When this controller in running owing to detecting the other side and unusually carry out state variation; If need to take over to the square controller service; Then before taking over, carry out a program that presets; This program generally is to trigger electronic switch to restart or stop square controller, thoroughly isolates the controller of square controller to Service Source;
When double-control system is in a takeover, another standby state switches to the state that two controllers all are active to it; Be active, the active state, method is to add the sign of a detection; Be called the extended mode value; Transmit together in company with heartbeat message, as this extended mode value during, then ignore the other side's state variation and do not change this controller state automatically for preset particular value; This extended mode value is set for presetting particular value and changing this node state value during switching, all changes to the active state respectively, cancel the extended mode value at last;
Stop all controllers in the double-control system, method and from takeover, standby switches to active, and active is similar, promptly uses the extended mode value and the inactive state is set, and after corresponding all service stopping, stops COMM, CSM, LSM module;
Single controller in will restarting or stop two controlled storage systems, and this moment, two controllers moved, and method is that the non-controller state that stops to be set to takeover earlier, and the controller state that will restart or stop again is set to inactive; Concrete controlled step is following:
S1. putting the local controller state is inactive, does not start any service groups, and beginning reiving/transmitting state information;
S2 waits for some seconds, and second number is by the maximum decision of system start-up time difference, and purpose is to guarantee can reach equal state at last each other when two controllers start simultaneously;
S3 shows that the other side is also starting if the other side's state is inactive also, and it is active that the local controller state then is set, execution in step S7;
S4 is if the other side's state is active, and it is active that the local controller state then is set, execution in step S7;
S5 shows that the other side has moved all service groups if do not receive the other side's information or the other side's state is takeover, and it is standby that the local controller state then is set, execution in step S7;
S6 is if the other side's state is standby, and it is takeover that the local controller state then is set, execution in step S7;
S7 is according to local controller state adjustment service groups running status and regularly detect local controller state value and service groups ruuning situation.

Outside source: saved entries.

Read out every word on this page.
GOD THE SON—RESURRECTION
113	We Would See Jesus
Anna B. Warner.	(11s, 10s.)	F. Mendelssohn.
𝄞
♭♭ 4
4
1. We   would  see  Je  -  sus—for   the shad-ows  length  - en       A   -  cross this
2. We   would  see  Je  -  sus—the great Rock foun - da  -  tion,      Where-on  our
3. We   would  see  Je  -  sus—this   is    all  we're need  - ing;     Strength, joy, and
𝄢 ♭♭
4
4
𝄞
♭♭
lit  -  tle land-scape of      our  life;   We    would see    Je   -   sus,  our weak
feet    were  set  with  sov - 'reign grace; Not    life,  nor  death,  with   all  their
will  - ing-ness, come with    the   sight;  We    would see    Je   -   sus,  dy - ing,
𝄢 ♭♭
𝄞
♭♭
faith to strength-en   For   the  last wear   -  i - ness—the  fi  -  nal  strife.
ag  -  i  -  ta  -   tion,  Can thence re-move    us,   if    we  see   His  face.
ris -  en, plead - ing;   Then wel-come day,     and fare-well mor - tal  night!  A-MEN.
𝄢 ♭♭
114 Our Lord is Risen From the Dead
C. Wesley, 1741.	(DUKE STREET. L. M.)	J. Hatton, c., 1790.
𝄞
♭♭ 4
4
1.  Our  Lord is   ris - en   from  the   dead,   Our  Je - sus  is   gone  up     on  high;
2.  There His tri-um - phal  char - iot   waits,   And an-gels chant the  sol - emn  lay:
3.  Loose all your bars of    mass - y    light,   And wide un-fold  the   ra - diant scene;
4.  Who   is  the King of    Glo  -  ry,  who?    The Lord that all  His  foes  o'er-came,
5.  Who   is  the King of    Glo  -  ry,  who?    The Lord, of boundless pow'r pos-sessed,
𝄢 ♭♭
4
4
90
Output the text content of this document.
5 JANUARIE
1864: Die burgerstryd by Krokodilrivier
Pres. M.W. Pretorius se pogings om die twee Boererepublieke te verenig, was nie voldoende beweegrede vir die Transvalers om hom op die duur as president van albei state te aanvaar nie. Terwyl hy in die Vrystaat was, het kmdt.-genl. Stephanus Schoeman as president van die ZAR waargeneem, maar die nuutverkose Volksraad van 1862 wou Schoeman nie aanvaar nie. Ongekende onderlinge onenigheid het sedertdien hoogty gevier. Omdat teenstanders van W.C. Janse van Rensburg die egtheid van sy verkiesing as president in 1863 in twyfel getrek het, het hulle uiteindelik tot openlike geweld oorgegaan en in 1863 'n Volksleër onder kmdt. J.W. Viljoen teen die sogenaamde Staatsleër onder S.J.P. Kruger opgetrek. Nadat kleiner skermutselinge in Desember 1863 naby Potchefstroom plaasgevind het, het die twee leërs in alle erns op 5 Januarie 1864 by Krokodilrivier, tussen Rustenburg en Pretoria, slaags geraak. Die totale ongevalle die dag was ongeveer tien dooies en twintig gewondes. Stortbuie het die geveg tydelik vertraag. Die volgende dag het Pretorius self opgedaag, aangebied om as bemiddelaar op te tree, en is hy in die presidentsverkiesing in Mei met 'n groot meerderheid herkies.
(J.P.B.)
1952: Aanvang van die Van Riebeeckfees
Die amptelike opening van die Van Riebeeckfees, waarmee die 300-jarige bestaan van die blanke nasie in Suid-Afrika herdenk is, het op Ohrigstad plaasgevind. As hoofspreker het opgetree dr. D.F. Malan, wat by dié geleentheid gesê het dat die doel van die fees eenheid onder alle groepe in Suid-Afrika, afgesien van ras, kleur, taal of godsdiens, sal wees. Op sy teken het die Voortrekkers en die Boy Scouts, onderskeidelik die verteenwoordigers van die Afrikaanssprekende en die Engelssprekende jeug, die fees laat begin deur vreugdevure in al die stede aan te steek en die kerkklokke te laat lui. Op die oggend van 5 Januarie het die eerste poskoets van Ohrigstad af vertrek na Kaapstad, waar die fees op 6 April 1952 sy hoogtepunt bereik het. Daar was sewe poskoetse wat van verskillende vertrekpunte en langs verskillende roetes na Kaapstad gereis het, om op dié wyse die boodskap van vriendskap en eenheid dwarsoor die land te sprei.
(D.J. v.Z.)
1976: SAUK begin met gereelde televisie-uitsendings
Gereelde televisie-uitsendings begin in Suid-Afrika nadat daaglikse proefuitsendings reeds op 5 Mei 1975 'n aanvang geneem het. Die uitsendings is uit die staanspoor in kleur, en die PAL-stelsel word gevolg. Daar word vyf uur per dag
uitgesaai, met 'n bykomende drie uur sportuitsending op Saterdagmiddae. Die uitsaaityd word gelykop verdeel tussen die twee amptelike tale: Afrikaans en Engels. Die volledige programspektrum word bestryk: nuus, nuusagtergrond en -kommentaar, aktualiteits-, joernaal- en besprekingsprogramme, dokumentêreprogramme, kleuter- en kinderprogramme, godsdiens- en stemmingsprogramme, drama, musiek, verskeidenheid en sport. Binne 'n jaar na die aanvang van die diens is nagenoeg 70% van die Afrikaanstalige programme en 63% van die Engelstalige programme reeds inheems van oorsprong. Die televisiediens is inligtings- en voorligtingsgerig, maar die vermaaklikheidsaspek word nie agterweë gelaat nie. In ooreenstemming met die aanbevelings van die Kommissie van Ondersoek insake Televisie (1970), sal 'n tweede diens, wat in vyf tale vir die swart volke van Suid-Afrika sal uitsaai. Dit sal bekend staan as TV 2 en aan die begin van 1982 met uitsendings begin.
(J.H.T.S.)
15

The invention has the advantages that: be coupled to controller state in the service operation situation, convenient two controlled storage system states are checked and are safeguarded, are particularly suitable for two controlled storage systems of two nodes.
Description of drawings
Fig. 1 is a software module structure;
Fig. 2 controller system starting state monitoring flow chart;
State transition diagram when Fig. 3 has explained the double controller storage system operation.
Embodiment
Detailed explanation below with reference to accompanying drawing method of the present invention being done.
Two controlled storage system structures are that two controllers are connected to same disk groups; The communication media that is necessary between the controller; Generally comprise direct-connected Ethernet card, direct-connected serial ports, same LAN, on two controllers, all move the monitoring program of carrying out the inventive method.
The service that double-control system is provided is divided into two groups, is designated as ServiceGroup0, ServiceGroup1, and generally each service groups comprises iSCSI Target service and FC Target service.The service of each service groups all provides startup, stops to operate with status poll.Take place unusual or because controller failure when causing service to switch to another controller, is to be that unit switches with service place service groups in service.
For distinguishing two controllers, be designated controller 0 and controller 1 respectively, monitoring program note controller system Status Type has inactive; Active, takeover, standby; State value is that inactive representes that controller is in service state is not provided, and is not ready for providing service; State value active, all services that expression should operation service group 0 on controller 0, all services that expression should operation service group 1 on controller 1; A controller state value is takeover, and all services of expression service groups 0 and service groups 1 all move on this controller; A controller state value is standby, and expression does not provide the service of arbitrary service groups, but can switch to the active state by system manager's manual operation, perhaps detects another controller heartbeat timeout and initiatively switches to the takeover state.
Therefore under the normal condition, the state of two controller operations be (active, active), (takeover, standby), (standby, takeover).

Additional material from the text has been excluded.